What Kind of Knowing?

This brings me to an uncomfortable question: what kind of “knowing” am I even trying to achieve?

There is knowing-about: facts, preferences, history. “He knows SAP, grew up in France, has three kids.” This is what we get from processing content.

There is knowing-how: patterns, tendencies, responses. “He overthinks technical decisions when he is unsure about requirements.” This emerges from observation over time.

There is knowing-with: shared context, mutual understanding, collaborative thinking. “We have worked through this kind of problem before.” This only comes from actual interaction.

My approach optimized for knowing-about, and I thought I could feed it enough content to help with knowing-how when what I expect for my dsaemon is knowing-with. But I can’t be bootstrap it from content. It has to be grown through relationship.

The Foundation Question Revisited

So I am back to a version of my original question, but inverted. Instead of “what should my daemon know before it meets me?” I am wondering “what kind of knowing can I actually bootstrap, and what has to be developed?”

Maybe I’ve been thinking about this backwards. Instead of trying to upload “myself” into an AI’s understanding, maybe personal AI needs to start nearly blank and learn me through interaction - like any other relationship.

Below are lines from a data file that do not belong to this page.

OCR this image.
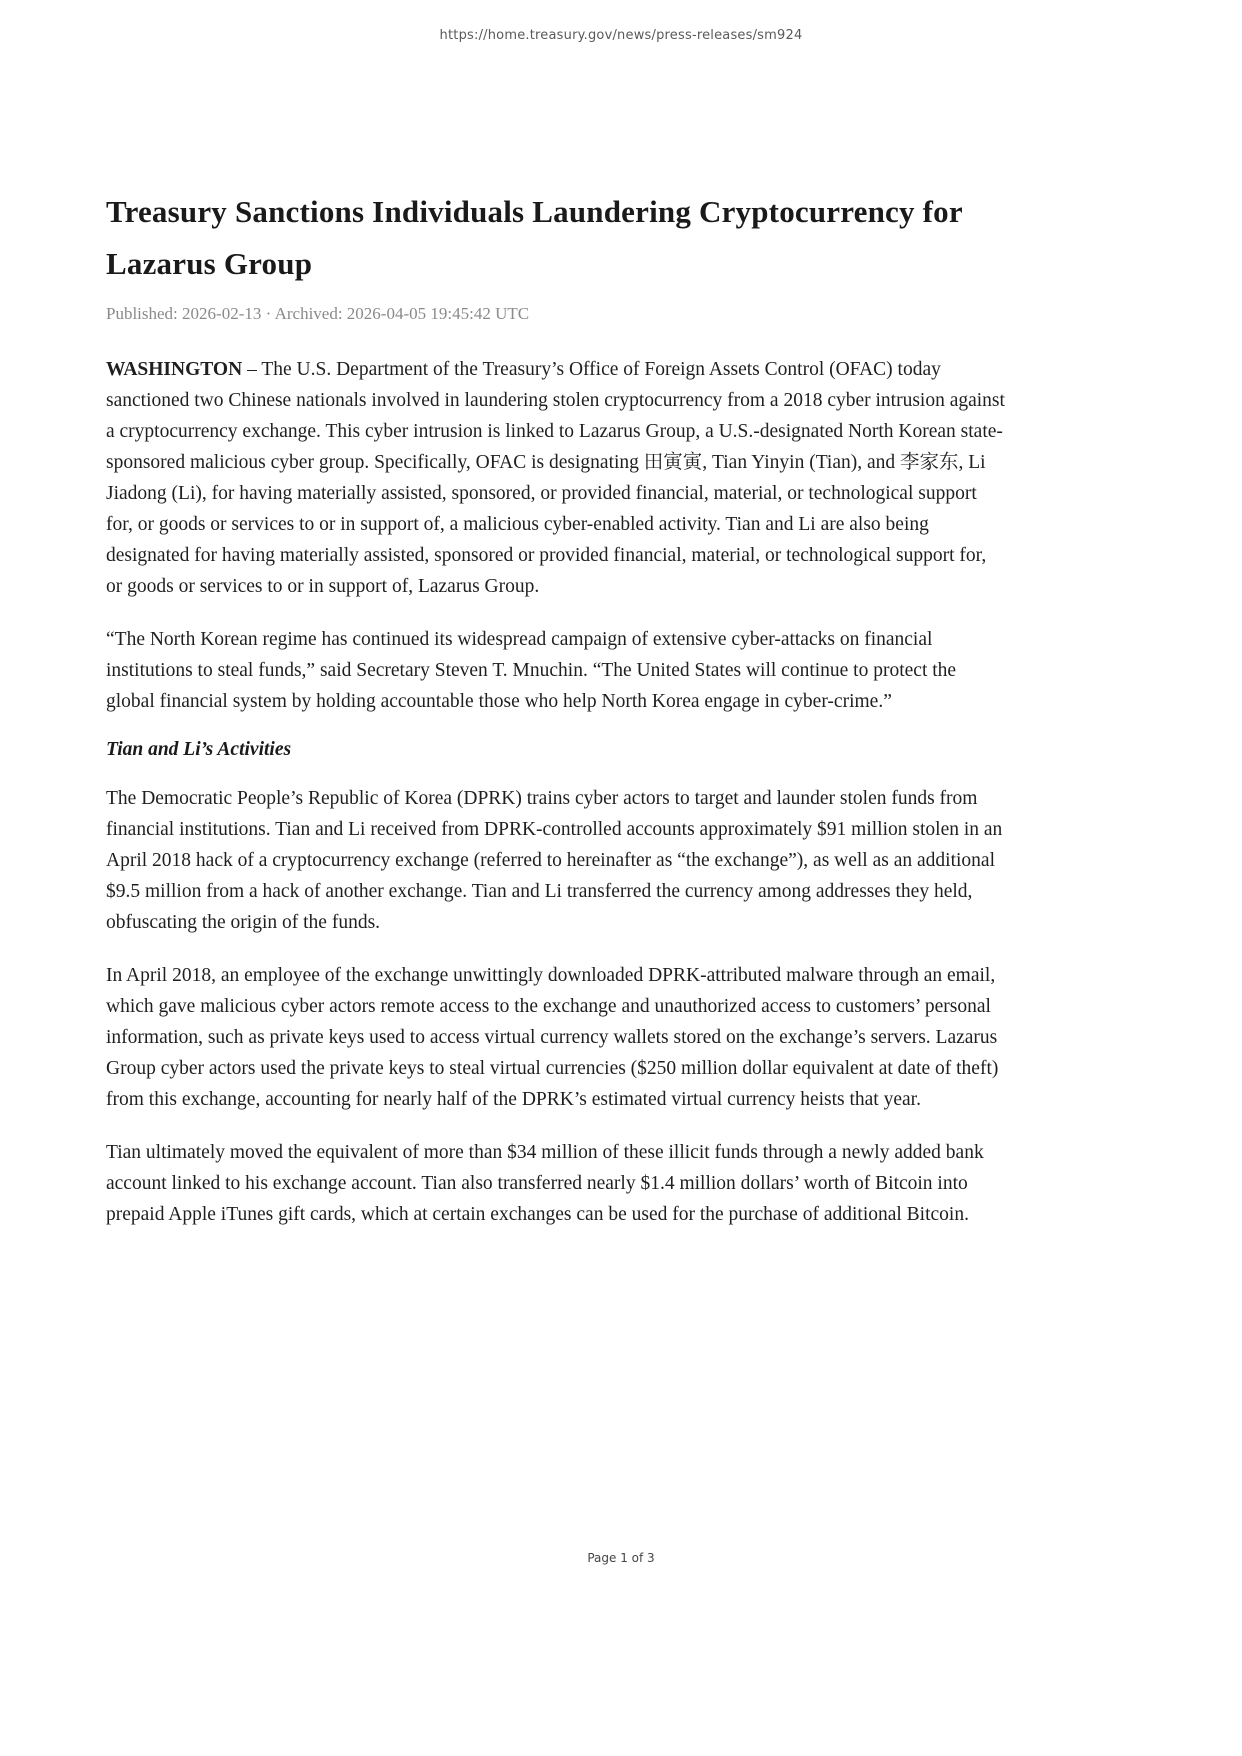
https://home.treasury.gov/news/press-releases/sm924
Treasury Sanctions Individuals Laundering Cryptocurrency for Lazarus Group
Published: 2026-02-13 · Archived: 2026-04-05 19:45:42 UTC

WASHINGTON – The U.S. Department of the Treasury’s Office of Foreign Assets Control (OFAC) today sanctioned two Chinese nationals involved in laundering stolen cryptocurrency from a 2018 cyber intrusion against a cryptocurrency exchange. This cyber intrusion is linked to Lazarus Group, a U.S.-designated North Korean state-sponsored malicious cyber group. Specifically, OFAC is designating 田寅寅, Tian Yinyin (Tian), and 李家东, Li Jiadong (Li), for having materially assisted, sponsored, or provided financial, material, or technological support for, or goods or services to or in support of, a malicious cyber-enabled activity. Tian and Li are also being designated for having materially assisted, sponsored or provided financial, material, or technological support for, or goods or services to or in support of, Lazarus Group.

“The North Korean regime has continued its widespread campaign of extensive cyber-attacks on financial institutions to steal funds,” said Secretary Steven T. Mnuchin. “The United States will continue to protect the global financial system by holding accountable those who help North Korea engage in cyber-crime.”

Tian and Li’s Activities

The Democratic People’s Republic of Korea (DPRK) trains cyber actors to target and launder stolen funds from financial institutions. Tian and Li received from DPRK-controlled accounts approximately $91 million stolen in an April 2018 hack of a cryptocurrency exchange (referred to hereinafter as “the exchange”), as well as an additional $9.5 million from a hack of another exchange. Tian and Li transferred the currency among addresses they held, obfuscating the origin of the funds.

In April 2018, an employee of the exchange unwittingly downloaded DPRK-attributed malware through an email, which gave malicious cyber actors remote access to the exchange and unauthorized access to customers’ personal information, such as private keys used to access virtual currency wallets stored on the exchange’s servers. Lazarus Group cyber actors used the private keys to steal virtual currencies ($250 million dollar equivalent at date of theft) from this exchange, accounting for nearly half of the DPRK’s estimated virtual currency heists that year.

Tian ultimately moved the equivalent of more than $34 million of these illicit funds through a newly added bank account linked to his exchange account. Tian also transferred nearly $1.4 million dollars’ worth of Bitcoin into prepaid Apple iTunes gift cards, which at certain exchanges can be used for the purchase of additional Bitcoin.

Page 1 of 3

But if that is true, the fifty years of context I wanted to feed it is not training data. It is conversation material. Not “here’s who I am,” but “let me tell you about this experience.” Not processing my blog posts to extract my voice, but reading them together and discussing what I was thinking when I wrote them.

This radically changes what personal AI infrastructure needs to optimize for. Not bulk content processing but continuous learning. Not knowledge extraction but relationship development. Not understanding from data but understanding through interaction.

Which brings me back to the architectural problem: current AI systems are built for the former, not the latter. We are trying to speed-run relationships using tools designed for stateless services.

The Real Question

The question is not “what does it mean for an AI to know me?”

The question is “what does it mean for an AI to be capable of getting to know me?”

And that is a fundamentally different problem than the one we are trying to solve.